The nonpartisan Congressional Budget Office (CBO) yesterday confirmed what manufacturers have been saying for a long time: cancelling the spending cuts and tax increases set to go into effect on January 1, 2013, will stimulate much-needed economic growth and job creation.
The CBO’s report , “Economic Effects of Reducing the Fiscal Restraint that Is Scheduled to Occur in 2013,” concludes that ,if Congress derails the spending cuts under sequestration and extends current tax relief provisions, GDP will grow at a 4.4 percent rate in 2013, raising employment by two million jobs, on average. Conversely, doing nothing and allowing some $607 billion of across-the-board spending cuts and tax increases to hit our economy will stop our economic recovery in its tracks, sending the country back into a recession.
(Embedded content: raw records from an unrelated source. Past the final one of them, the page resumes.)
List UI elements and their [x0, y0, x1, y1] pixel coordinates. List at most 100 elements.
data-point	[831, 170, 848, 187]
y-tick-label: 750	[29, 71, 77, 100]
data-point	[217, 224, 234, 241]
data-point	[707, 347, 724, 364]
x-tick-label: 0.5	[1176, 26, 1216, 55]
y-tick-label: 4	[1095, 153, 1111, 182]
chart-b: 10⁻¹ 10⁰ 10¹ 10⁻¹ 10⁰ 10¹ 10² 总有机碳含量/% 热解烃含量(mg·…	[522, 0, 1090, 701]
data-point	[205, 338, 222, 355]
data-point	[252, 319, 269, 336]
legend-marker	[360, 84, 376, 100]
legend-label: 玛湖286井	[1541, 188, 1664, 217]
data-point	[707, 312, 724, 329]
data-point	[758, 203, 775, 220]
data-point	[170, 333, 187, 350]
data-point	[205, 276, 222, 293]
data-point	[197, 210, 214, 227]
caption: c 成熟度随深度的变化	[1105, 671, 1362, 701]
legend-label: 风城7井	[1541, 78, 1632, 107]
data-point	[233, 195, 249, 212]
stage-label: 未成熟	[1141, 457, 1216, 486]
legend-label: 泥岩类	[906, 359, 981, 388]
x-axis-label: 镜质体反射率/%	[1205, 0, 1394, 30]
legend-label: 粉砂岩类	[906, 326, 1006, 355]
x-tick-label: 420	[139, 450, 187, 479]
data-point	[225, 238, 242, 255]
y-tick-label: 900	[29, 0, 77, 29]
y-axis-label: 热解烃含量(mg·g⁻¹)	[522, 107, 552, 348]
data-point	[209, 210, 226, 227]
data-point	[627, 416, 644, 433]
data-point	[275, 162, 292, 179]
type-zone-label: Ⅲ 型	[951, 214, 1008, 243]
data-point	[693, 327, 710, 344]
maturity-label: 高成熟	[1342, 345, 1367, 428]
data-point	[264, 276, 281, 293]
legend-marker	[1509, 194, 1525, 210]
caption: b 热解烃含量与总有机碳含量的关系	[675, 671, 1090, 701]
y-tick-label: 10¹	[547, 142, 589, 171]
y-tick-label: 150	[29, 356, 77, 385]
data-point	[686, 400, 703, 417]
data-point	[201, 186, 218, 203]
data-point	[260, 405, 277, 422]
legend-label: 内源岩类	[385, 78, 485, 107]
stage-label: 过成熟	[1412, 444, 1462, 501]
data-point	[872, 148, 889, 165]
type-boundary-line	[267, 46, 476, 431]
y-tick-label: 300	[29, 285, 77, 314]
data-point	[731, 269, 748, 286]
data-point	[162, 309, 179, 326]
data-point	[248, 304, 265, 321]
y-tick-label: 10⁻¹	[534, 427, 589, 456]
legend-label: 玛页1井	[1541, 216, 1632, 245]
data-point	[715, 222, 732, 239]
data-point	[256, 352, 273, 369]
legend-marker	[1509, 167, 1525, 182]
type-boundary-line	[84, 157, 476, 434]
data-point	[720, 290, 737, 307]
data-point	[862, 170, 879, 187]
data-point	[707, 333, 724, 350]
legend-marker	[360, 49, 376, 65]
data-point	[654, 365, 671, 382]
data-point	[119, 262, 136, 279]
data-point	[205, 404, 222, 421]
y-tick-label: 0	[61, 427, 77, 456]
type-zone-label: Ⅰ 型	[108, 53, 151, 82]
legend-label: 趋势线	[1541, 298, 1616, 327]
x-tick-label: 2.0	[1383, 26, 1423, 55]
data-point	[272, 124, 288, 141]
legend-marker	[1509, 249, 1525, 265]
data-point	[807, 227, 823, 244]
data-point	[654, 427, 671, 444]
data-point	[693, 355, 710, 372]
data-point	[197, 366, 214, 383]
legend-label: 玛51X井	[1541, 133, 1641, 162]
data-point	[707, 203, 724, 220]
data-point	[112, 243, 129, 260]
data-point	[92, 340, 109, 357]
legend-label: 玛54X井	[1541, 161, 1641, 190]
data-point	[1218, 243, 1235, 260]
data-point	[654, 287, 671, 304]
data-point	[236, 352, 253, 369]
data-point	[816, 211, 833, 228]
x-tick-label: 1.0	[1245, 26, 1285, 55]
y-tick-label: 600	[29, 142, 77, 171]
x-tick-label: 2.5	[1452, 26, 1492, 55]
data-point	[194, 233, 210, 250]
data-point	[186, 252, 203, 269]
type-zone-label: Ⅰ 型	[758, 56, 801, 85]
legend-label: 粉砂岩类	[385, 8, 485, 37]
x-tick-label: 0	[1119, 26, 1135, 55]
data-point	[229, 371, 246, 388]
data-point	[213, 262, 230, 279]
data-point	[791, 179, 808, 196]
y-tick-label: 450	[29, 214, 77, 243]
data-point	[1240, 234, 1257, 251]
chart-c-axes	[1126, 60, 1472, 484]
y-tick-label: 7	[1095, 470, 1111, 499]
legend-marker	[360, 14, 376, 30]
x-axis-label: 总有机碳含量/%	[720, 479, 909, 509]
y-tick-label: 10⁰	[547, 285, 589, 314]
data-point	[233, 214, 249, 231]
In fact, CBO estimates that if we fall off the $600B fiscal cliff, the economy will contract by 1.3 percent in the first quarter of 2013 and overall growth in 2013 will be about 0.5 percent. As CBO does point out, though, the short-term benefits of avoiding the fiscal cliff doesn’t eliminate the need for policy makers to make a serious effort to address our nation’s long-term debt and deficit challenges, a position shared by manufacturers. Congress and the Administration need make the hard decisions on tax and entitlement reforms and spending policy to put the nation on a long-term path to growth and job creation.
NAM members have long held that the U.S. tax code represents a drain on our economy and any long-term plan to address our nation’s fiscal challenges should include comprehensive reform of the tax code that encourages job creation, investment and growth.